Compellent fires back at VPlex; NetApp still snarking
EMC’s VPlex and midrange disk array announcements this week have caused a stir among competitors who have begun trying to pick apart EMC’s news.
I would have expected Compellent to start in right away on FAST 2 given its own sub-LUN tiered storage features, but Compellent reps said they haven’t dug into FAST 2’s inner workings yet to offer a detailed comparison.
In the meantime, Compellent issued a statement pitting its LiveVolume data migration feature against VPlex:
There are a few similarities between VPLEX and Compellent’s Live Volume technology. Both solutions tackle the problem of non-disruptive volume migration, which is useful in disaster avoidance, load balancing or maintenance situations. That’s where the similarities end.
The EMC solution requires multiple high-end VPLEX hardware engines and many high bandwidth, low latency network connections. Compellent’s focus is on integrating a software solution that scales. EMC has a significant focus on high-end bandwidth, and all that comes with a hefty price tag (about $77k for a local-only, interconnect system vs. the $5k license for Live Volume).
VPLEX is designed as an add-on set of rack-mounted servers, which requires a change in the data center topology and the addition of a new in-between configuration. Compellent’s Live Volume is a software solution that fits in with Compellent’s Fluid Data architecture, meaning that it supports any Storage Center configuration or network connections, and can leverage existing network connections without impact on write performance.

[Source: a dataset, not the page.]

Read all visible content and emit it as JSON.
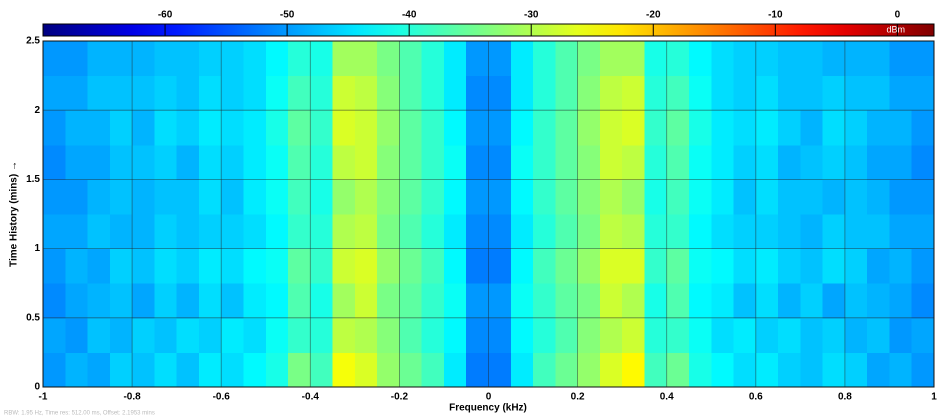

Meanwhile, in case you’d forgotten how bitter the rivalry remains between NetApp and EMC, look no further than NetApp’s response to EMC’s midrange storage announcement:
Yesterday’s announcements demonstrate that EMC has finally realized the importance of storage efficiency. NetApp is the undisputed industry leader in storage – from measurement to capabilities, from efficiency guarantees to reporting and optimization – across all systems, management products and workloads such as virtualization and database environments. EMC is clearly following our lead, but NetApp, with its V-Series open systems controller able to optimize an EMC system, continues to deliver greater value and storage efficiency than EMC can deliver natively on its own systems.